Monday, 24 August 2009

Lonnie Smith ''Keep On Lovin'''

Lonnie Smith

”Keep On Lovin'''
( LP Groove Merchant Records, 1976 )
Catalog # GM 3312

A1 Keep On Lovin’ (6:00)
A2 Sizzle Stick (5:57)
A3 Lean Meat (6:16)
B1 What I Want (5:58)
B2 Filet-O-Sole (5:44)
B3 No Tears Tomorrow (5:08)

Personnel & Credits:
Arranged By – Brad Baker (tracks: A2 to B3)
Arranged By, Composed By – Bob Babbitt (tracks: B2),
Jerry Friedman (tracks: A1), Lance Quinn (tracks: A2, A3)
Artwork By [Design] – Ron Levine
Bass – Bob Babbitt , Will Lee (tracks: A3)
Composed By – Brad Baker (tracks: A2, A3) , Lonnie Smith (tracks: B1, B3)
Conductor, Arranged By – Brad Baker
Drums – Rick Morotta
Electric Piano [Fenderhodes], Keyboards, Vocals – Lonnie Smith
Engineer [Mix, Recording] – Tony Bongiovi
Flute, Saxophone [Alto] – George Young
Flute, Saxophone [Baritone] – Lew Del Gatto
French Horn – Fred Griffen
Guitar – Jerry Friedman, Lance Quinn
Other [Music Preparation] – Oscar Jaimes
Percussion – Jimmy Maelen
Photography – Chuck Stewart
Producer – Sonny Lester
Saxophone [Tenor] – Joseph Lovano
Strings – Fredrick Buldrini, Guy Lumia , Harold Kohan, Jesse Levy, Joe Randazzo,
Julian Barker, Norman Carr, Richard Locker, Richard Maximoff, Richard Sortomme, Tony Posk
Trombone – Barry Rogers
Trombone [Bass] – David Taylor
Trumpet – Alan Rubin , Randy Brecker

Recorded at Media Sound August 1976.
Format: Vinyl, LP
Country: US
Released: 1976
All compositions published by Sonny Lester Music Publishing Co./Chappell Music Co. (ASCAP)
Distributed by PIP Records.
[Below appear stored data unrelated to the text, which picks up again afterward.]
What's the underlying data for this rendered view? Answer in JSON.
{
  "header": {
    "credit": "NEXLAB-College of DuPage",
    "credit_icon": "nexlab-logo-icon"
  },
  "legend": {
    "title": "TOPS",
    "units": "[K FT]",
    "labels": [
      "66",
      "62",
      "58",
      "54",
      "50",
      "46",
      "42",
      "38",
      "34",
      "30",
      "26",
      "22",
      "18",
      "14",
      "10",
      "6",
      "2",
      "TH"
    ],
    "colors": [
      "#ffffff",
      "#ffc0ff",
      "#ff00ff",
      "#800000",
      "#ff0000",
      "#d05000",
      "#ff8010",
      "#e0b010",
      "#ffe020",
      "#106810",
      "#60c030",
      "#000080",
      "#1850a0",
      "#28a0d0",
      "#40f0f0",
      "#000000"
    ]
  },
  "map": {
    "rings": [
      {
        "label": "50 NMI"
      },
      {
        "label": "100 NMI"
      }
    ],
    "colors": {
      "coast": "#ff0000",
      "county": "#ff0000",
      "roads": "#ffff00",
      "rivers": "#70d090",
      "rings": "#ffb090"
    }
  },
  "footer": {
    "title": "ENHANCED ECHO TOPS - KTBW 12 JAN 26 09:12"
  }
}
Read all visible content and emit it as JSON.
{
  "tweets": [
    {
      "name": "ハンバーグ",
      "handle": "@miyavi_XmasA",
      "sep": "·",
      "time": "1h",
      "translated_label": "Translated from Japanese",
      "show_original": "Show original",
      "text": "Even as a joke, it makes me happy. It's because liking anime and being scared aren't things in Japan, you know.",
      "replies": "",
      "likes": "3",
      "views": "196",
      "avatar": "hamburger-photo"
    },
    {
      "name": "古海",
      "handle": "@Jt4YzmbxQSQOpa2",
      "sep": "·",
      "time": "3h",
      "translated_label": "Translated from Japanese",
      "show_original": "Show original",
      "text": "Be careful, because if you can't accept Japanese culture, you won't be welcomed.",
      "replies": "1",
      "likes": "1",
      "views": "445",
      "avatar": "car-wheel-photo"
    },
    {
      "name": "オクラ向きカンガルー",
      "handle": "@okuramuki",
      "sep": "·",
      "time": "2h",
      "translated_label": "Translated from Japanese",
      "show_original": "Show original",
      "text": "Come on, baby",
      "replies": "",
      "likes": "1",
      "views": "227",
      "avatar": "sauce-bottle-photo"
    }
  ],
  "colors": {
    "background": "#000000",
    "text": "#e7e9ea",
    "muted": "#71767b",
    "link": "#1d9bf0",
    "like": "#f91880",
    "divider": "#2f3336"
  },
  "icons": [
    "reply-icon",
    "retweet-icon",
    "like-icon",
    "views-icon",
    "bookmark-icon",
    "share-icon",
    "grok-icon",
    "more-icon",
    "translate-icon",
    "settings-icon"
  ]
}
A division of Pickwick International, Inc.
This album is also availabe on stereo 8 track tapes.
Randy Brecker appears courtesy of Arista Records.

Lonnie Smith embraces fusion for Keep on Lovin’, forsaking his signature Hammond B-3 for the Fender Rhodes–although the record veers close to mainstream R&B by virtually any metric, drawing obvious inspiration from Stevie Wonder classics like Innervisions, it’s a natural progression for Smith and a solid addition to his discography. Paired with arranger Brad Baker (of jazz-funk cult icons B. Baker’s Chocolate Company), Smith even assumes vocal chores on a handful of tracks, furthering the Stevie comparisons–purists will no doubt cry foul, but in truth the record’s electric sheen isn’t so far removed from his Blue Note heyday, and the energy and creativity of his playing demands respect regardless of context.